In the mid 1960s, a never before seen counter-culture blossomed throughout the United States, inciting both the Flower Power movement as well as the general revulsion of more straight-laced, Ward Cleaver-esque Americans. No longer wanting to keep up with the Joneses or confine themselves to white picket-fenced corrals of repressive and Puritanical sexual norms, these fresh-faced masses would soon come to be known as Hippies.
Originally taken from ‘Hipster’, the term “hippie” was used to describe beatniks who found their technicolor heart in the Haight-Ashbury district of San Francisco; children of the road who believed they should make love, not war. Their vocal opposition to the United States’ involvement in the Vietnam War (1955-1975) and the increasingly rocky road to shared civil rights among all Americans led to this new, alternative form of activism.
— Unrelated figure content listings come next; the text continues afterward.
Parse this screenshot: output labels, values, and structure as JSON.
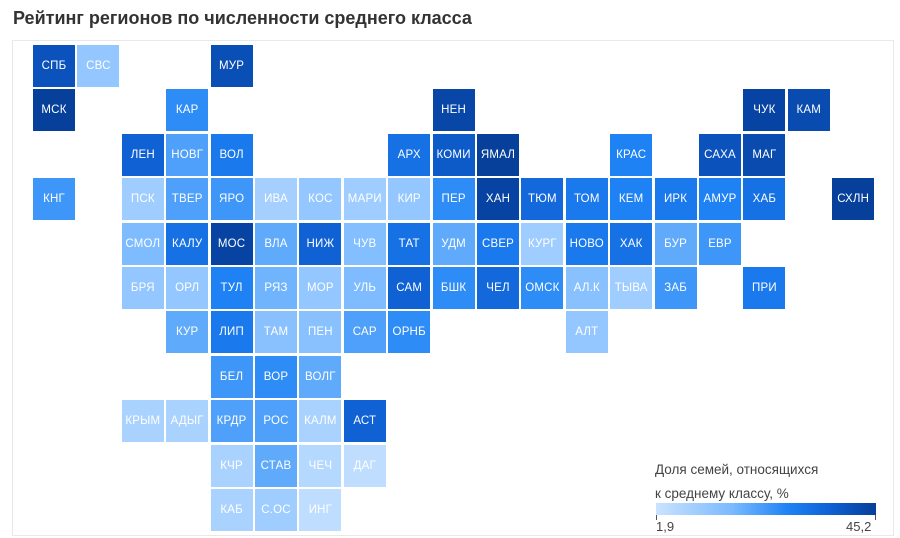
{
  "title": "Рейтинг регионов по численности среднего класса",
  "legend": {
    "line1": "Доля семей, относящихся",
    "line2": "к среднему классу, %",
    "min_label": "1,9",
    "max_label": "45,2",
    "color_min": "#cbe3ff",
    "color_max": "#063f9a"
  },
  "chart_data": {
    "type": "tile-map",
    "value_unit": "%",
    "value_range": [
      1.9,
      45.2
    ],
    "tiles": [
      {
        "label": "СПБ",
        "col": 0,
        "row": 0,
        "value": 40
      },
      {
        "label": "СВС",
        "col": 1,
        "row": 0,
        "value": 12
      },
      {
        "label": "МУР",
        "col": 4,
        "row": 0,
        "value": 41
      },
      {
        "label": "МСК",
        "col": 0,
        "row": 1,
        "value": 45
      },
      {
        "label": "КАР",
        "col": 3,
        "row": 1,
        "value": 26
      },
      {
        "label": "НЕН",
        "col": 9,
        "row": 1,
        "value": 43
      },
      {
        "label": "ЧУК",
        "col": 16,
        "row": 1,
        "value": 44
      },
      {
        "label": "КАМ",
        "col": 17,
        "row": 1,
        "value": 42
      },
      {
        "label": "ЛЕН",
        "col": 2,
        "row": 2,
        "value": 36
      },
      {
        "label": "НОВГ",
        "col": 3,
        "row": 2,
        "value": 22
      },
      {
        "label": "ВОЛ",
        "col": 4,
        "row": 2,
        "value": 30
      },
      {
        "label": "АРХ",
        "col": 8,
        "row": 2,
        "value": 32
      },
      {
        "label": "КОМИ",
        "col": 9,
        "row": 2,
        "value": 38
      },
      {
        "label": "ЯМАЛ",
        "col": 10,
        "row": 2,
        "value": 45
      },
      {
        "label": "КРАС",
        "col": 13,
        "row": 2,
        "value": 28
      },
      {
        "label": "САХА",
        "col": 15,
        "row": 2,
        "value": 40
      },
      {
        "label": "МАГ",
        "col": 16,
        "row": 2,
        "value": 42
      },
      {
        "label": "КНГ",
        "col": 0,
        "row": 3,
        "value": 24
      },
      {
        "label": "ПСК",
        "col": 2,
        "row": 3,
        "value": 10
      },
      {
        "label": "ТВЕР",
        "col": 3,
        "row": 3,
        "value": 22
      },
      {
        "label": "ЯРО",
        "col": 4,
        "row": 3,
        "value": 24
      },
      {
        "label": "ИВА",
        "col": 5,
        "row": 3,
        "value": 9
      },
      {
        "label": "КОС",
        "col": 6,
        "row": 3,
        "value": 12
      },
      {
        "label": "МАРИ",
        "col": 7,
        "row": 3,
        "value": 10
      },
      {
        "label": "КИР",
        "col": 8,
        "row": 3,
        "value": 12
      },
      {
        "label": "ПЕР",
        "col": 9,
        "row": 3,
        "value": 26
      },
      {
        "label": "ХАН",
        "col": 10,
        "row": 3,
        "value": 44
      },
      {
        "label": "ТЮМ",
        "col": 11,
        "row": 3,
        "value": 34
      },
      {
        "label": "ТОМ",
        "col": 12,
        "row": 3,
        "value": 30
      },
      {
        "label": "КЕМ",
        "col": 13,
        "row": 3,
        "value": 28
      },
      {
        "label": "ИРК",
        "col": 14,
        "row": 3,
        "value": 30
      },
      {
        "label": "АМУР",
        "col": 15,
        "row": 3,
        "value": 28
      },
      {
        "label": "ХАБ",
        "col": 16,
        "row": 3,
        "value": 32
      },
      {
        "label": "СХЛН",
        "col": 18,
        "row": 3,
        "value": 45
      },
      {
        "label": "СМОЛ",
        "col": 2,
        "row": 4,
        "value": 16
      },
      {
        "label": "КАЛУ",
        "col": 3,
        "row": 4,
        "value": 32
      },
      {
        "label": "МОС",
        "col": 4,
        "row": 4,
        "value": 44
      },
      {
        "label": "ВЛА",
        "col": 5,
        "row": 4,
        "value": 20
      },
      {
        "label": "НИЖ",
        "col": 6,
        "row": 4,
        "value": 36
      },
      {
        "label": "ЧУВ",
        "col": 7,
        "row": 4,
        "value": 15
      },
      {
        "label": "ТАТ",
        "col": 8,
        "row": 4,
        "value": 32
      },
      {
        "label": "УДМ",
        "col": 9,
        "row": 4,
        "value": 20
      },
      {
        "label": "СВЕР",
        "col": 10,
        "row": 4,
        "value": 30
      },
      {
        "label": "КУРГ",
        "col": 11,
        "row": 4,
        "value": 10
      },
      {
        "label": "НОВО",
        "col": 12,
        "row": 4,
        "value": 30
      },
      {
        "label": "ХАК",
        "col": 13,
        "row": 4,
        "value": 32
      },
      {
        "label": "БУР",
        "col": 14,
        "row": 4,
        "value": 20
      },
      {
        "label": "ЕВР",
        "col": 15,
        "row": 4,
        "value": 24
      },
      {
        "label": "БРЯ",
        "col": 2,
        "row": 5,
        "value": 12
      },
      {
        "label": "ОРЛ",
        "col": 3,
        "row": 5,
        "value": 12
      },
      {
        "label": "ТУЛ",
        "col": 4,
        "row": 5,
        "value": 28
      },
      {
        "label": "РЯЗ",
        "col": 5,
        "row": 5,
        "value": 18
      },
      {
        "label": "МОР",
        "col": 6,
        "row": 5,
        "value": 12
      },
      {
        "label": "УЛЬ",
        "col": 7,
        "row": 5,
        "value": 16
      },
      {
        "label": "САМ",
        "col": 8,
        "row": 5,
        "value": 36
      },
      {
        "label": "БШК",
        "col": 9,
        "row": 5,
        "value": 26
      },
      {
        "label": "ЧЕЛ",
        "col": 10,
        "row": 5,
        "value": 34
      },
      {
        "label": "ОМСК",
        "col": 11,
        "row": 5,
        "value": 26
      },
      {
        "label": "АЛ.К",
        "col": 12,
        "row": 5,
        "value": 14
      },
      {
        "label": "ТЫВА",
        "col": 13,
        "row": 5,
        "value": 10
      },
      {
        "label": "ЗАБ",
        "col": 14,
        "row": 5,
        "value": 24
      },
      {
        "label": "ПРИ",
        "col": 16,
        "row": 5,
        "value": 30
      },
      {
        "label": "КУР",
        "col": 3,
        "row": 6,
        "value": 20
      },
      {
        "label": "ЛИП",
        "col": 4,
        "row": 6,
        "value": 30
      },
      {
        "label": "ТАМ",
        "col": 5,
        "row": 6,
        "value": 14
      },
      {
        "label": "ПЕН",
        "col": 6,
        "row": 6,
        "value": 14
      },
      {
        "label": "САР",
        "col": 7,
        "row": 6,
        "value": 22
      },
      {
        "label": "ОРНБ",
        "col": 8,
        "row": 6,
        "value": 26
      },
      {
        "label": "АЛТ",
        "col": 12,
        "row": 6,
        "value": 12
      },
      {
        "label": "БЕЛ",
        "col": 4,
        "row": 7,
        "value": 24
      },
      {
        "label": "ВОР",
        "col": 5,
        "row": 7,
        "value": 26
      },
      {
        "label": "ВОЛГ",
        "col": 6,
        "row": 7,
        "value": 20
      },
      {
        "label": "КРЫМ",
        "col": 2,
        "row": 8,
        "value": 8
      },
      {
        "label": "АДЫГ",
        "col": 3,
        "row": 8,
        "value": 8
      },
      {
        "label": "КРДР",
        "col": 4,
        "row": 8,
        "value": 22
      },
      {
        "label": "РОС",
        "col": 5,
        "row": 8,
        "value": 22
      },
      {
        "label": "КАЛМ",
        "col": 6,
        "row": 8,
        "value": 8
      },
      {
        "label": "АСТ",
        "col": 7,
        "row": 8,
        "value": 36
      },
      {
        "label": "КЧР",
        "col": 4,
        "row": 9,
        "value": 8
      },
      {
        "label": "СТАВ",
        "col": 5,
        "row": 9,
        "value": 20
      },
      {
        "label": "ЧЕЧ",
        "col": 6,
        "row": 9,
        "value": 6
      },
      {
        "label": "ДАГ",
        "col": 7,
        "row": 9,
        "value": 4
      },
      {
        "label": "КАБ",
        "col": 4,
        "row": 10,
        "value": 8
      },
      {
        "label": "С.ОС",
        "col": 5,
        "row": 10,
        "value": 10
      },
      {
        "label": "ИНГ",
        "col": 6,
        "row": 10,
        "value": 4
      }
    ]
  }
}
Donning psychedelic floral clothing and growing beards that rivaled Rasputin’s in length all became part of the evolving counter-culture. With this also came a new epoch of fashion, film and literature; one which would grow out of the San Francisco valley and spill into the daily lives of the masses at home and abroad within the span of a couple of years.
But the Hippie movement wasn’t just about experimentation and trouser flares. As mentioned previously, the concept of Flower Power also emerged as a passive resistance to the Vietnam War during the late 1960s. The beat poet Allen Ginsberg coined the expression in 1965 as a way for people to turn war into peace.